In the 3D printing industry, a slicing engine is used to prepare 3D models for 3D printing. The industry standard method of printing defines the internal structure of the printed object as a function of density, which unfortunately can be affected by printing parameters rather than the designer’s intent. Furthermore, there is usually only one kind of 2D internal structure pattern used for 3D printing. This internal structure pattern is hollow along one axis, creating objects significantly weaker in one plane. I challenged these imperfect years-old industry practices and created and advocated for the industry-first Absolute Infill and Cubic Infill paradigms.
My feature, Absolute Infill allows the user to specify the separation length between each infill line, allowing for reproducibility of 3D printed parts. Cubic Infill allows the user to print 3D objects with a lattice of cubic internal structures, ensuring that the object is equally strong in all directions. Using these features, an engineer can communicate his/her design intent without ambiguity.

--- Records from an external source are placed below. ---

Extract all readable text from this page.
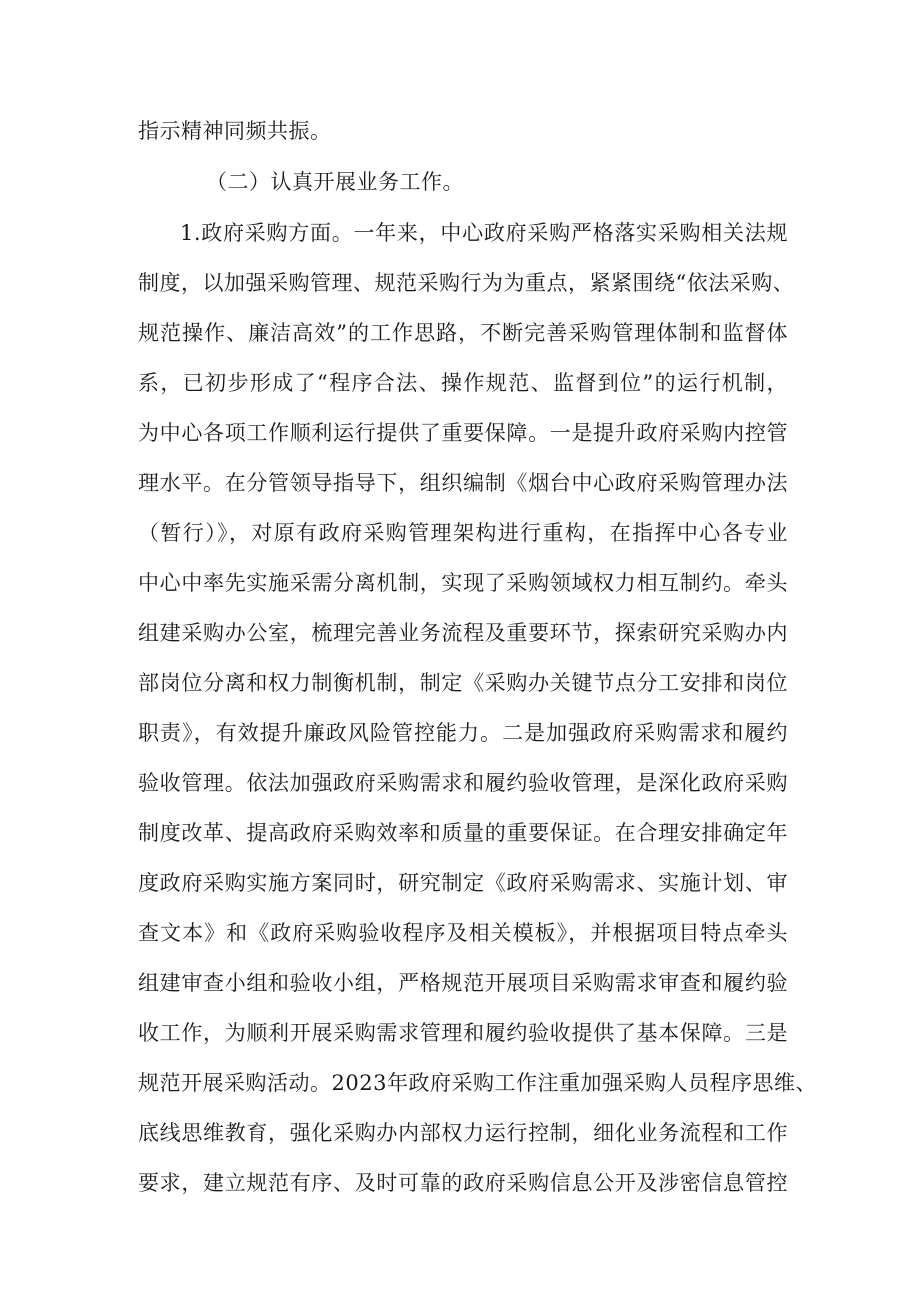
指示精神同频共振。
（二）认真开展业务工作。
1.政府采购方面。一年来，中心政府采购严格落实采购相关法规
制度，以加强采购管理、规范采购行为为重点，紧紧围绕“依法采购、
规范操作、廉洁高效”的工作思路，不断完善采购管理体制和监督体
系，已初步形成了“程序合法、操作规范、监督到位”的运行机制，
为中心各项工作顺利运行提供了重要保障。一是提升政府采购内控管
理水平。在分管领导指导下，组织编制《烟台中心政府采购管理办法
（暂行）》，对原有政府采购管理架构进行重构，在指挥中心各专业
中心中率先实施采需分离机制，实现了采购领域权力相互制约。牵头
组建采购办公室，梳理完善业务流程及重要环节，探索研究采购办内
部岗位分离和权力制衡机制，制定《采购办关键节点分工安排和岗位
职责》，有效提升廉政风险管控能力。二是加强政府采购需求和履约
验收管理。依法加强政府采购需求和履约验收管理，是深化政府采购
制度改革、提高政府采购效率和质量的重要保证。在合理安排确定年
度政府采购实施方案同时，研究制定《政府采购需求、实施计划、审
查文本》和《政府采购验收程序及相关模板》，并根据项目特点牵头
组建审查小组和验收小组，严格规范开展项目采购需求审查和履约验
收工作，为顺利开展采购需求管理和履约验收提供了基本保障。三是
规范开展采购活动。2023年政府采购工作注重加强采购人员程序思维、
底线思维教育，强化采购办内部权力运行控制，细化业务流程和工作
要求，建立规范有序、及时可靠的政府采购信息公开及涉密信息管控
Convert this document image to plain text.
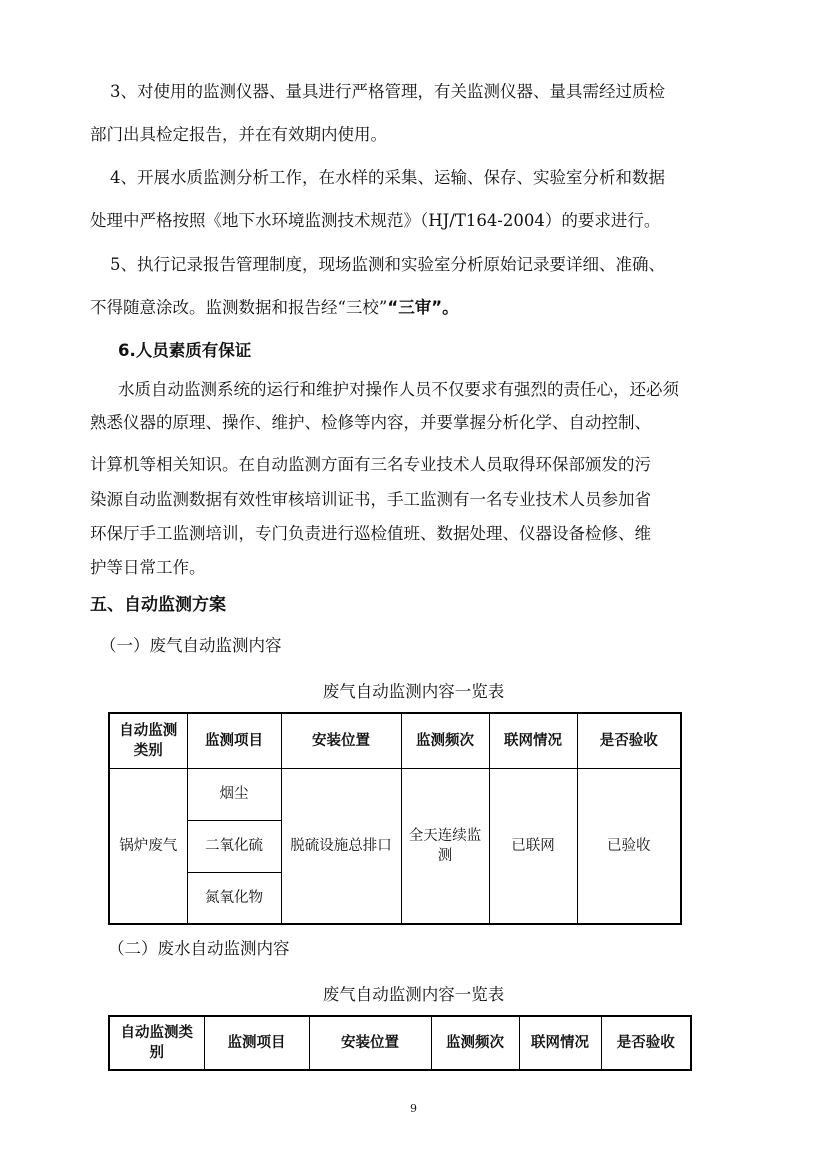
3、对使用的监测仪器、量具进行严格管理，有关监测仪器、量具需经过质检
部门出具检定报告，并在有效期内使用。
4、开展水质监测分析工作，在水样的采集、运输、保存、实验室分析和数据
处理中严格按照《地下水环境监测技术规范》（HJ/T164-2004）的要求进行。
5、执行记录报告管理制度，现场监测和实验室分析原始记录要详细、准确、
不得随意涂改。监测数据和报告经“三校”“三审”。
6.人员素质有保证
水质自动监测系统的运行和维护对操作人员不仅要求有强烈的责任心，还必须
熟悉仪器的原理、操作、维护、检修等内容，并要掌握分析化学、自动控制、
计算机等相关知识。在自动监测方面有三名专业技术人员取得环保部颁发的污
染源自动监测数据有效性审核培训证书，手工监测有一名专业技术人员参加省
环保厅手工监测培训，专门负责进行巡检值班、数据处理、仪器设备检修、维
护等日常工作。
五、自动监测方案
（一）废气自动监测内容
废气自动监测内容一览表
自动监测类别	监测项目	安装位置	监测频次	联网情况	是否验收
锅炉废气	烟尘	脱硫设施总排口	全天连续监测	已联网	已验收
	二氧化硫				
	氮氧化物				
（二）废水自动监测内容
废气自动监测内容一览表
自动监测类别	监测项目	安装位置	监测频次	联网情况	是否验收
9
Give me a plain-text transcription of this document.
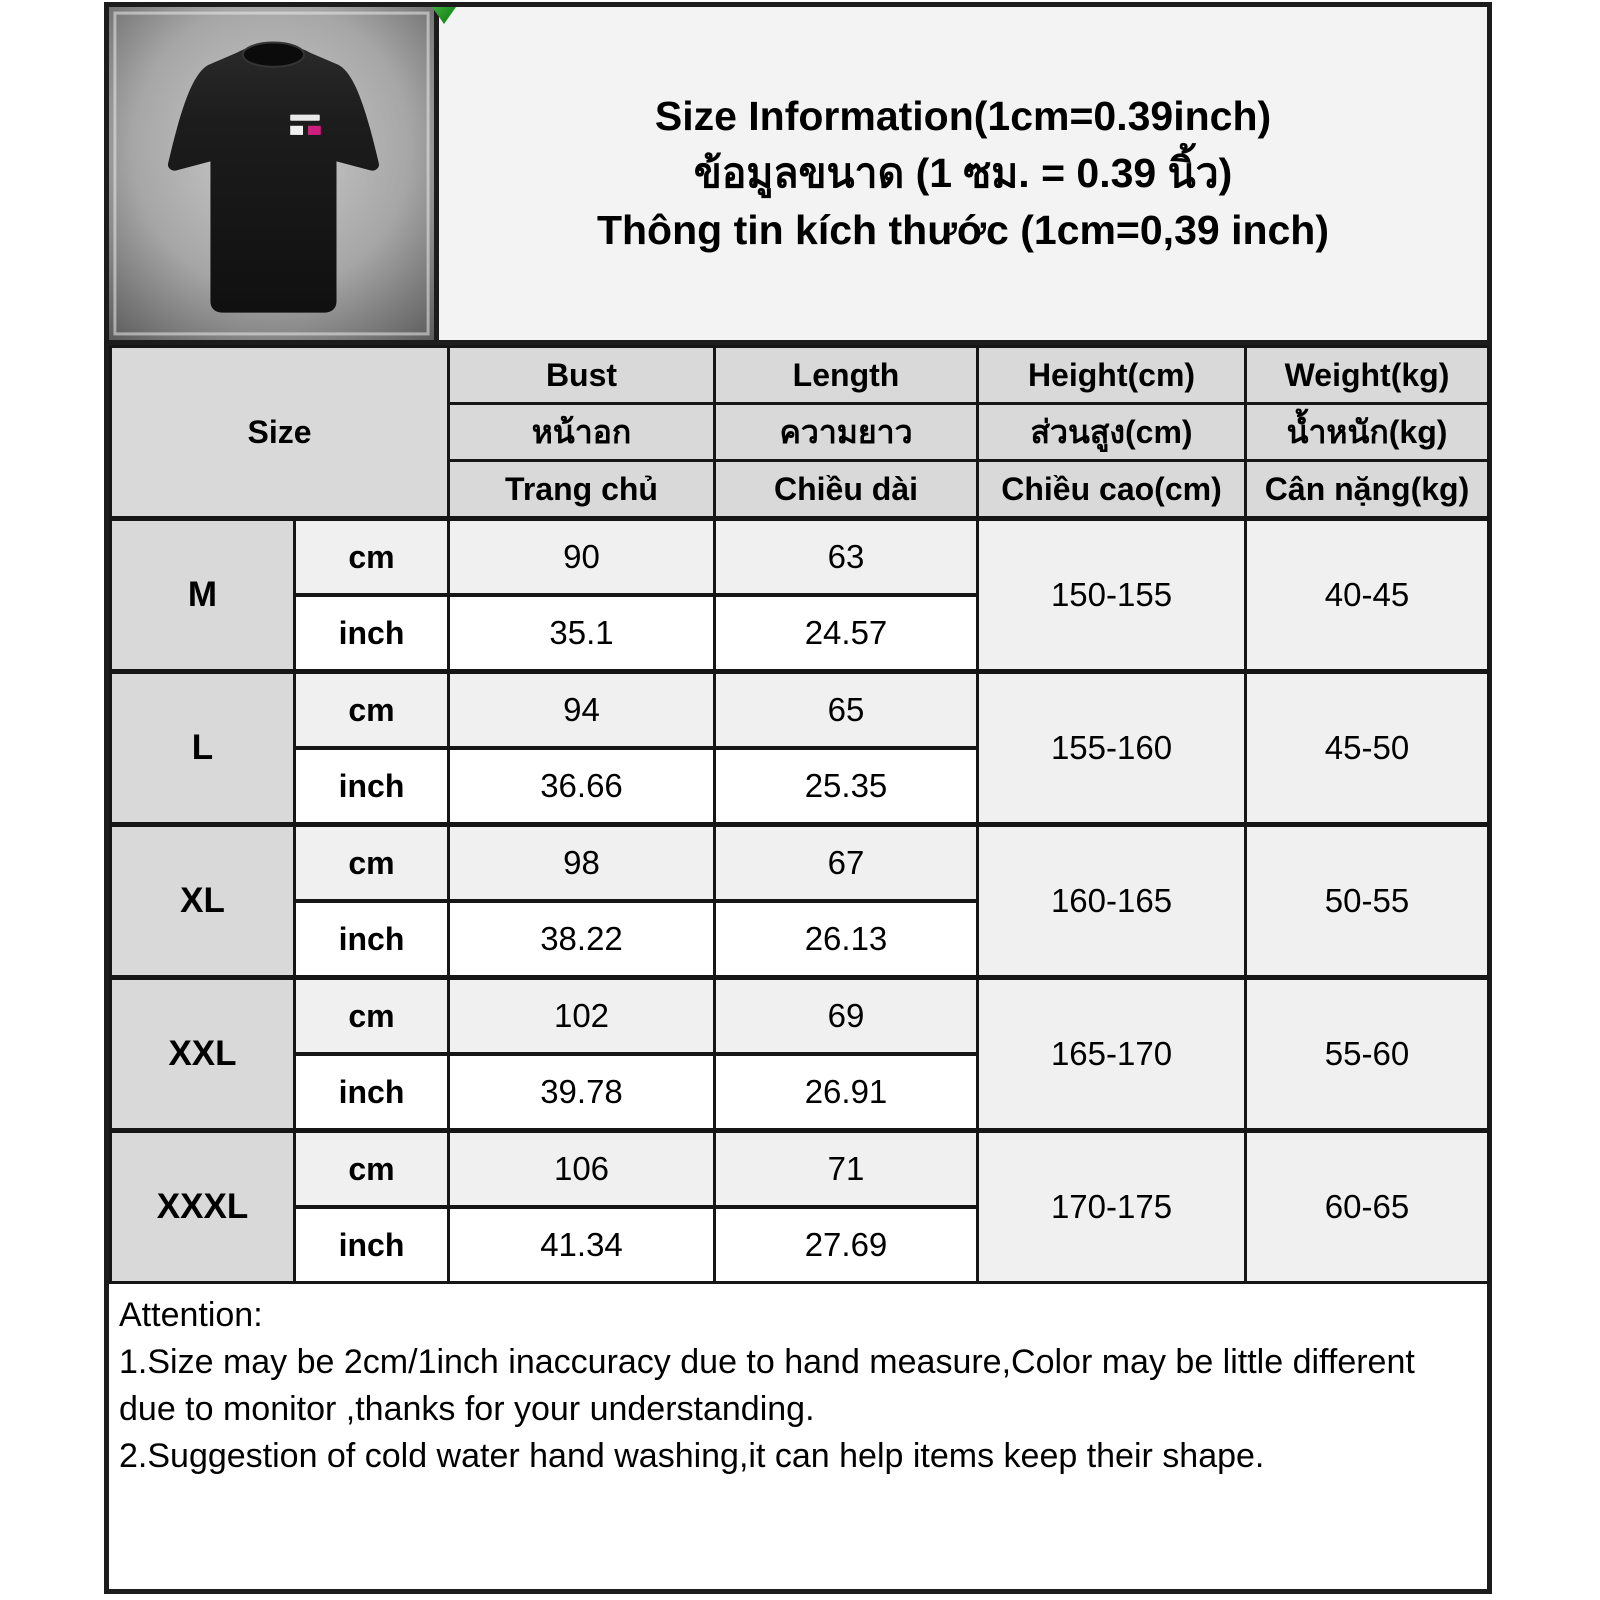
Size Information(1cm=0.39inch)
ข้อมูลขนาด (1 ซม. = 0.39 นิ้ว)
Thông tin kích thước (1cm=0,39 inch)
Size		Bust	Length	Height(cm)	Weight(kg)
		หน้าอก	ความยาว	ส่วนสูง(cm)	น้ำหนัก(kg)
		Trang chủ	Chiều dài	Chiều cao(cm)	Cân nặng(kg)
M	cm	90	63	150-155	40-45
	inch	35.1	24.57		
L	cm	94	65	155-160	45-50
	inch	36.66	25.35		
XL	cm	98	67	160-165	50-55
	inch	38.22	26.13		
XXL	cm	102	69	165-170	55-60
	inch	39.78	26.91		
XXXL	cm	106	71	170-175	60-65
	inch	41.34	27.69		
Attention:
1.Size may be 2cm/1inch inaccuracy due to hand measure,Color may be little different due to monitor ,thanks for your understanding.
2.Suggestion of cold water hand washing,it can help items keep their shape.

I took these steps to complete the features:
Promoting Absolute Infill and Cubic Infill was challenging as I had to advocate against the old method of defining infill and risk alienating our users. To mitigate this problem, I worked closely with the marketing department in the launch and wrote white papers and blog posts to explain how Absolute Infill and Cubic Infill address major 3D printing problems. I worked with the software engineer to package the software and add in functionality so that users could visualize the infill and get a better mental image of what they were doing.